If things ever got rowdy at Gus Stevens’ supper club, Irene Stevens never had to worry. Her husband, Gus, had her covered.
Stevens died July 10 at age 95 in D’Iberville.
“She was an incredible woman,” daughter Elaine Stevens said. “She was devoted to her children, the church and the restaurant. She was the glue that held the family together.”
She also was “glamorous with a real sense of style,” Elaine said, noting that her mother acquired her first fur coat at age 18.
“She dressed Daddy, too,” she said.
Gus Stevens moved to the Mississippi Gulf Coast in 1946, after opening two restaurants in Prichard, Alabama, and it wasn’t long after that that his world changed forever.
“My mom came to his restaurant here,” Elaine said. “She was collecting for the Greek war relief effort, and he said, ‘Uh, huh!’ He asked her if she would like to go out on his boat.”
A whirlwind romance and marriage resulted, and the next year, the young couple found themselves in high water, thanks to the hurricane of 1947.
“They had to practically swim out of the building,” Elaine said. “They were at the restaurant. Mom put the money bags on top of her head and waded out.”
Gus Stevens’ Seafood Restaurant & Buccaneer Lounge set the pace for smart entertainment and fine dining along the Gulf Coast during the 1950s and ‘60s, attracting stars such as Andy Griffith, Mel Torme, Dave Gardner, Jerry Lee Lewis and, perhaps most famously, Jayne Mansfield. Irene was quite involved in the business, too, serving as hostess, running the restaurant’s gift shop and taking cover charges for floor shows.
“Dad built her a cage for taking the money,” Elaine recalled. “We called it the bird cage. Some of those men coming to see the floor shows could get rowdy, but she was fine in the bird cage. It was a whopping $3 charge.”
Her mother was a good businesswoman, Elaine said, noting that Gus himself sometimes borrowed money from his wife.
“She would buy all the employees at our restaurants Christmas gifts, and we would individually wrap them for each employee,” she said.
Irene enjoyed entertaining as well as shopping at stores such as Nordstrom and Godchaux’s, and movies.
“She loved black and white films, and she adored Clark Gable,” Elaine said. She never got to meet her matinee idol, but she and her family did enjoy having entertainers such as Griffith, Gardner, Jerry Van Dyke and Broadway actress Gretchen Wyler come to visit on the Mississippi Gulf Coast, and musical acts such as The Four Mints were a welcome addition. In fact, Gulfport businessman Gene Warr, a member of the Four Mints, will sing at her funeral Saturday.
She also kept up with celebrities through movie magazines that were popular at the time.
“She loved to eat. We all did, and do,” Elaine said. “At breakfast, we were thinking about lunch, and at lunch, we were asking, ‘What’s for dinner?’”
“She made great spaghetti,” daughter Kathy Roberts said. Elaine noted their father had trouble saying spaghetti when he praised his wife’s cooking, instead saying something similar to “by-yetti.”
In her 80s, Irene bottled her own salad dressing, Yaya’s Greek Salad Dressing, and sold it at shops along the Mississippi Coast.
Fashion was an important part of Irene Stevens’ life, too.

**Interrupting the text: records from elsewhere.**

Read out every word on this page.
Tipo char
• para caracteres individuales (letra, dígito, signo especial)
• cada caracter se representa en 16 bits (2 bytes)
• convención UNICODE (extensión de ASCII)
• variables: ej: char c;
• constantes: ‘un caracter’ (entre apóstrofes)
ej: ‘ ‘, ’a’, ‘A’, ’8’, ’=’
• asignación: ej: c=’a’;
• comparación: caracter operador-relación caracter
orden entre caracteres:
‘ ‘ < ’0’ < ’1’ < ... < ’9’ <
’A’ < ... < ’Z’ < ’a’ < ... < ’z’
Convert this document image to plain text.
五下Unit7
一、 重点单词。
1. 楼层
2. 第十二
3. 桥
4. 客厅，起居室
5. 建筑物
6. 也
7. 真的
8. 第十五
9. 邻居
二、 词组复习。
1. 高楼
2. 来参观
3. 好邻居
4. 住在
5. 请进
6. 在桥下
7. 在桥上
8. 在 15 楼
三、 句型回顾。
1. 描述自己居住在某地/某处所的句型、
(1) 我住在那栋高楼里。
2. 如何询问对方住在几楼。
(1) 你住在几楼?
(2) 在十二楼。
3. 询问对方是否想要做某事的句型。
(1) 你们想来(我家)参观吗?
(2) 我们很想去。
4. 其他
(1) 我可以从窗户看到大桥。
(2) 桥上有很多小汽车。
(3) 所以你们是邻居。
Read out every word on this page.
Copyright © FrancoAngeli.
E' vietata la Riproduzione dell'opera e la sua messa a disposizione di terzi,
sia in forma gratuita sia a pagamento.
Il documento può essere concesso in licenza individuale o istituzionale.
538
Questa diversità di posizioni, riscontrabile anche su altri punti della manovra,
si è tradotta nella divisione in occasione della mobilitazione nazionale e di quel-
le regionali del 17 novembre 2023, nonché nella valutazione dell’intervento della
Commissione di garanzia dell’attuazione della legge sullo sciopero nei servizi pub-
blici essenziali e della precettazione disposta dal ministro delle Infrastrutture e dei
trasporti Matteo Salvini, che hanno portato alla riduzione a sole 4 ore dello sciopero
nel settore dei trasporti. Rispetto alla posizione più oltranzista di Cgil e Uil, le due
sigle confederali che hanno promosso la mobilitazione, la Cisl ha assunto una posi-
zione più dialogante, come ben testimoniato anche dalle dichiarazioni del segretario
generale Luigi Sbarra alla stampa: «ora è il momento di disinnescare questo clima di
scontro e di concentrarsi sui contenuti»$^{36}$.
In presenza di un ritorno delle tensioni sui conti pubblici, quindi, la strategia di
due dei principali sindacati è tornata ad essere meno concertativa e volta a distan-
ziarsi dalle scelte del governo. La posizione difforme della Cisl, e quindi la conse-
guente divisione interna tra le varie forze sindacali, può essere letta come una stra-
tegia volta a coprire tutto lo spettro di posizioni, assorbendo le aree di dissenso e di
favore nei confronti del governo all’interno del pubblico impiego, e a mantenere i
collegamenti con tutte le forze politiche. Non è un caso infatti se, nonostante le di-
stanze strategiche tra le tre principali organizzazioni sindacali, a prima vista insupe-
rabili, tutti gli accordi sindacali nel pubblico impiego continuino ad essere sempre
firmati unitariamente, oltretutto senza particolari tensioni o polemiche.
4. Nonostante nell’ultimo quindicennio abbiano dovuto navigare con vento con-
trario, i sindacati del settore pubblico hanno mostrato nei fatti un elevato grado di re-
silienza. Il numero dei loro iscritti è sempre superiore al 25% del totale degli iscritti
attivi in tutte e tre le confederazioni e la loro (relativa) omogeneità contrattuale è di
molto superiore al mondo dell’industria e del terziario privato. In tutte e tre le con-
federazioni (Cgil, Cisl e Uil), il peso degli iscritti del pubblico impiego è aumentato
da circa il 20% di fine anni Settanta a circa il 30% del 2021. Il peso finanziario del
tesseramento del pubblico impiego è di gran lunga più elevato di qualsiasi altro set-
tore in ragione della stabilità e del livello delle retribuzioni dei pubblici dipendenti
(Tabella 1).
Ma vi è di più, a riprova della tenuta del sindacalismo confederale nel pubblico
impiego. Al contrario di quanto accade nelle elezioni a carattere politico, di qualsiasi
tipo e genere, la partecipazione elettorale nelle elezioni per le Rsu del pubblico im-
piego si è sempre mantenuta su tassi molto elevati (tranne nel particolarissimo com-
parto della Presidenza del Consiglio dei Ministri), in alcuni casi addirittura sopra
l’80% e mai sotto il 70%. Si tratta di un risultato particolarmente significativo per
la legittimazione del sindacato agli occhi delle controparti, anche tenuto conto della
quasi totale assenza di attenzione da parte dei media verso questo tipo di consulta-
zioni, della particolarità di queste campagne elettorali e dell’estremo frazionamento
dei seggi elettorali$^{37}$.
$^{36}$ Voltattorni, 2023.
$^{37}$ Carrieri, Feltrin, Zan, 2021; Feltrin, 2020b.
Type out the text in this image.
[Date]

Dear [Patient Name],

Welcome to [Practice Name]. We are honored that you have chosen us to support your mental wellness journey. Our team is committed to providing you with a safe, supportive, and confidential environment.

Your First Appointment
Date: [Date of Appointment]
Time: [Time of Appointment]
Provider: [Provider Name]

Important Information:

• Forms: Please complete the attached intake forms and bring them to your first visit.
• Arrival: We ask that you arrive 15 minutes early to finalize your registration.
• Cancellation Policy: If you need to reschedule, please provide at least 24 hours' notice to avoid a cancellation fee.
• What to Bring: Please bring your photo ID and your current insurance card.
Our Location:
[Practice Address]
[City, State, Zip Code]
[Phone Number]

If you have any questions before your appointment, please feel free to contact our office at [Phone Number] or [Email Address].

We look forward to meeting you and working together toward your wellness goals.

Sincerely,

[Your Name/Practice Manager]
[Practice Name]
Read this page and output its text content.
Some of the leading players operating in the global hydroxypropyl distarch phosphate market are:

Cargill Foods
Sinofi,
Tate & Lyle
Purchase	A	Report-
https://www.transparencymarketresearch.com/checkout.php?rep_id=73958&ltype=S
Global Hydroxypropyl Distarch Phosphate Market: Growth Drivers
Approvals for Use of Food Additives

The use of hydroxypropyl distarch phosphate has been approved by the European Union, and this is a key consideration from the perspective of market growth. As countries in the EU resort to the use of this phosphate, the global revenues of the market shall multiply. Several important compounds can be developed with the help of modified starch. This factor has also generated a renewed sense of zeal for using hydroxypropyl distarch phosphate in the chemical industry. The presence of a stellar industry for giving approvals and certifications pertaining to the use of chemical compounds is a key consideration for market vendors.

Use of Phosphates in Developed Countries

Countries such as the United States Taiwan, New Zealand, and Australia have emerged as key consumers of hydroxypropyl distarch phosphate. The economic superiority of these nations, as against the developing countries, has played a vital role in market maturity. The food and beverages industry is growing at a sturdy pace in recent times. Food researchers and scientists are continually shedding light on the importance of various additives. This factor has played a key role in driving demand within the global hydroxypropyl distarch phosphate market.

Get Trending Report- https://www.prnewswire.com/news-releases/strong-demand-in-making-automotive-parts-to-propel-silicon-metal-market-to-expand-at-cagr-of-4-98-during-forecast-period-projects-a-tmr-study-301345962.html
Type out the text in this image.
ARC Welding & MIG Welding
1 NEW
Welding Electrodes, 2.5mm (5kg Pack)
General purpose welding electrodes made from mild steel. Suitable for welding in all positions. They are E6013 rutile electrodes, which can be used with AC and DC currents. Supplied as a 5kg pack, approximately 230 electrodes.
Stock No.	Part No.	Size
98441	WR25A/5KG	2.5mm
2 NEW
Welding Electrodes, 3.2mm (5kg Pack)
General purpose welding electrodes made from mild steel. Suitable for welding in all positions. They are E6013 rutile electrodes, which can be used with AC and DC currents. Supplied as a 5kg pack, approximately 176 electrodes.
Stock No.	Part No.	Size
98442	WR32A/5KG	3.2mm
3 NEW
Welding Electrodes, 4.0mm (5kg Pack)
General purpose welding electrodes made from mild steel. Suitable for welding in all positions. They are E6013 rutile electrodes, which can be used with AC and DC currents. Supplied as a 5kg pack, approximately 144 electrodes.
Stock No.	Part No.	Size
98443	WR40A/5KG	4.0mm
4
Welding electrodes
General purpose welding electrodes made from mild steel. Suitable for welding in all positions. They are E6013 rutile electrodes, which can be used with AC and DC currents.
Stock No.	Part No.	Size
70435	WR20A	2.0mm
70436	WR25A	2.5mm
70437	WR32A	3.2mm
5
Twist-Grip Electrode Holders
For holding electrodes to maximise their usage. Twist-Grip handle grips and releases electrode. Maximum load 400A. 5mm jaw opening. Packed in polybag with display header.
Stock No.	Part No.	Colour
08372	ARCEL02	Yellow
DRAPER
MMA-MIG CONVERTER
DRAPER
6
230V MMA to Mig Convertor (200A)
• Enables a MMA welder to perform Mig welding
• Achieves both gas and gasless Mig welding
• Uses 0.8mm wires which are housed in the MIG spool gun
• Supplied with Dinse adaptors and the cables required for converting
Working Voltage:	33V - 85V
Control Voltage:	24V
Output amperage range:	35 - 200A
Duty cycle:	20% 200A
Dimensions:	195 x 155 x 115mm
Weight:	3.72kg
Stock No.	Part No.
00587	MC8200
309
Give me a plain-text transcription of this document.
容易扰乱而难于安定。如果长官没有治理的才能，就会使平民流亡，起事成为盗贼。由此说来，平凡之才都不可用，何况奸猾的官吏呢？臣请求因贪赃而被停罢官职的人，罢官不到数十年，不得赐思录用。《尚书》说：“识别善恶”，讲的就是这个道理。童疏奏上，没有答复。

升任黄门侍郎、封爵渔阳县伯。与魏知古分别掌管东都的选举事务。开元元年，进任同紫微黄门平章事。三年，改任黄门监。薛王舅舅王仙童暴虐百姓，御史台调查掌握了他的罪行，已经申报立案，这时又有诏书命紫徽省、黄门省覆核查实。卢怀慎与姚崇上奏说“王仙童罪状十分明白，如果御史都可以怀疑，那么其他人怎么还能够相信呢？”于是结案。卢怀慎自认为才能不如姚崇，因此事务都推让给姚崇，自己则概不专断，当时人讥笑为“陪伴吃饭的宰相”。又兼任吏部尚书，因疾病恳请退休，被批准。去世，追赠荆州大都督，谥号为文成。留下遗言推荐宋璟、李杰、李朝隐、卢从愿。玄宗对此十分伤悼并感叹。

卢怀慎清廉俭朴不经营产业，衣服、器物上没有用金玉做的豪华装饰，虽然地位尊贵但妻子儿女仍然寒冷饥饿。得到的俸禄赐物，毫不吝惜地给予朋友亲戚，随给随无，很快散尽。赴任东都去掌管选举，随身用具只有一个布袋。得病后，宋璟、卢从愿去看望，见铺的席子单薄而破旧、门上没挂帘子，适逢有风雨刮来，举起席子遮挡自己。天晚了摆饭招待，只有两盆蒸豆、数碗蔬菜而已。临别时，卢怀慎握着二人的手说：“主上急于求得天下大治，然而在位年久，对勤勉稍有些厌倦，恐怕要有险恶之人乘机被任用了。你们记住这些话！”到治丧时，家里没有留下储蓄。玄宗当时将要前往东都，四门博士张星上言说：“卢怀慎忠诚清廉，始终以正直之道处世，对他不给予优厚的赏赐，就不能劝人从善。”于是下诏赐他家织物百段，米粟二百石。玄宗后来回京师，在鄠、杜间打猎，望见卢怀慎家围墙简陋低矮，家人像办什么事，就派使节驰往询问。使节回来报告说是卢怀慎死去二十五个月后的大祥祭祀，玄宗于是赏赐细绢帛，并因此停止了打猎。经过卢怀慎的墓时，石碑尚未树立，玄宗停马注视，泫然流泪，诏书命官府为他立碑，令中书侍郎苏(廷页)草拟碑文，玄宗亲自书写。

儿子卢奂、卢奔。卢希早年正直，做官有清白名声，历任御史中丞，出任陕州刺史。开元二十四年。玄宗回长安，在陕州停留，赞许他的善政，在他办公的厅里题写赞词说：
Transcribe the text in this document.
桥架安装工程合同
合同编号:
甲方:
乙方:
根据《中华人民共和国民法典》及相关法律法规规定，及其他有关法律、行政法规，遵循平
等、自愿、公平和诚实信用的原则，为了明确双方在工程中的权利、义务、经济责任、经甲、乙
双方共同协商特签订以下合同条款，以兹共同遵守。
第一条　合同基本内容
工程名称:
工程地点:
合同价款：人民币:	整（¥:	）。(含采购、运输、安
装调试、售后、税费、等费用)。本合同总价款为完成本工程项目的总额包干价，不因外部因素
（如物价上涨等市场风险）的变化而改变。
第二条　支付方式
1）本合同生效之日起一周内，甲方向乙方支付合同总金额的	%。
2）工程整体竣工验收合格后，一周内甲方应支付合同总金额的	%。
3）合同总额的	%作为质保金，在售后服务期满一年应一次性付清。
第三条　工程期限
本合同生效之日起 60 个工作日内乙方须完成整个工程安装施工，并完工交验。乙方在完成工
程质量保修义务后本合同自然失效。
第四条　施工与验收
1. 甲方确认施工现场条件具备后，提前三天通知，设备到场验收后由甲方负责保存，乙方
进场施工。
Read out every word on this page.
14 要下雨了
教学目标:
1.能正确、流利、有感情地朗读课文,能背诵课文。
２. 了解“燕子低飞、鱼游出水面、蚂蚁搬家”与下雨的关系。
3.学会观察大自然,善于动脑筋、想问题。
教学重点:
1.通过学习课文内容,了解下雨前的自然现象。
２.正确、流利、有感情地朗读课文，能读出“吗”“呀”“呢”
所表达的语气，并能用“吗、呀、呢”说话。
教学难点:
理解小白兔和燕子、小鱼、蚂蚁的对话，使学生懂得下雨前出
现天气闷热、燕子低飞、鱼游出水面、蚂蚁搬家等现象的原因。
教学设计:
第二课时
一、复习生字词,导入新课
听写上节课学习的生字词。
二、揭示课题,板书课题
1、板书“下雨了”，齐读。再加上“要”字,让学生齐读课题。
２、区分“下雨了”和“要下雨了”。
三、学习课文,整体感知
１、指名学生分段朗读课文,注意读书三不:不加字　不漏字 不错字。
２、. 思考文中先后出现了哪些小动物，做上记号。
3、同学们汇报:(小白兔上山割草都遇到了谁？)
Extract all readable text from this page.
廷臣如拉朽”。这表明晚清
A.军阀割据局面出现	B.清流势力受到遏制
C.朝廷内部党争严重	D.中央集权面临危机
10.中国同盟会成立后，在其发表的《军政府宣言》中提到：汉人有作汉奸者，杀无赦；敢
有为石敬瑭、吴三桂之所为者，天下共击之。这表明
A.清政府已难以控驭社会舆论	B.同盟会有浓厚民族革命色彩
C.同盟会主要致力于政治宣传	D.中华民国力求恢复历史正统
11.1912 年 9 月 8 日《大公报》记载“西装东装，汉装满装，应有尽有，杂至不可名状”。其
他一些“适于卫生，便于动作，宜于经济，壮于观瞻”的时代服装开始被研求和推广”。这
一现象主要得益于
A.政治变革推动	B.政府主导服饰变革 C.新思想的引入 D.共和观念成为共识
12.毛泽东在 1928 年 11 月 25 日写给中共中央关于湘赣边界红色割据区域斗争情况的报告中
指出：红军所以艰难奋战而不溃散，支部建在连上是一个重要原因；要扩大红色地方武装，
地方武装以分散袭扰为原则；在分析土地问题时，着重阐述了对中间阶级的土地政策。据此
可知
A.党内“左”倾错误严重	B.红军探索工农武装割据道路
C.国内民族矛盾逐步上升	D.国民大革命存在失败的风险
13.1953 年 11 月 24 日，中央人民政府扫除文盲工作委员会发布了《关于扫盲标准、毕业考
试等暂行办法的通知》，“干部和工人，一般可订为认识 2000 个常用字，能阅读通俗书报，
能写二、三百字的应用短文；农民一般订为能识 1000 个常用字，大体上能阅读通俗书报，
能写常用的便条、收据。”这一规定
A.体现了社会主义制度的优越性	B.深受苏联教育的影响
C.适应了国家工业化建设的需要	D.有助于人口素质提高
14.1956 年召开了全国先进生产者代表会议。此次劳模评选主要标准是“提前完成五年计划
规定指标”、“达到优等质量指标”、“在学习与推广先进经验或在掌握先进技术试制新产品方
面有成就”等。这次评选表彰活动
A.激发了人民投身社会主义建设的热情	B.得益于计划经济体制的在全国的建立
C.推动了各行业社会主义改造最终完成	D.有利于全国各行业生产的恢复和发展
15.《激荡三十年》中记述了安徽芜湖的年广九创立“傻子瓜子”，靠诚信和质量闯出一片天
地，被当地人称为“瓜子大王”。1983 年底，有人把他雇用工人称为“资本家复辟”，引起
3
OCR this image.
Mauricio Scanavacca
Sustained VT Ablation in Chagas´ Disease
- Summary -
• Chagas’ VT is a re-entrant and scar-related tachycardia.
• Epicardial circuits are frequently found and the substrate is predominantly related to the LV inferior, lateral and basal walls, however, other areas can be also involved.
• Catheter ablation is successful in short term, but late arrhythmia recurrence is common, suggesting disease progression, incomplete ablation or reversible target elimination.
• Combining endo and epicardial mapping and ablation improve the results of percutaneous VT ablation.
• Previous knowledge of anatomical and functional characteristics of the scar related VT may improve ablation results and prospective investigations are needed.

“If she liked a pair of shoes, she bought a pair in each color they had,” Elaine said.
Irene continued to live a fulfilling life even after her husband’s death in 1998.
“People were always telling her how good she looked,” Elaine recalled, adding that her mother attributed it to eating olive oil and very little sugar, and fidelity to the only man who had been her mate.
“She said, ‘I’ve had a great life. I’ve had a lot of excitement. There was never a dull moment with my little Gus,’” Elaine said.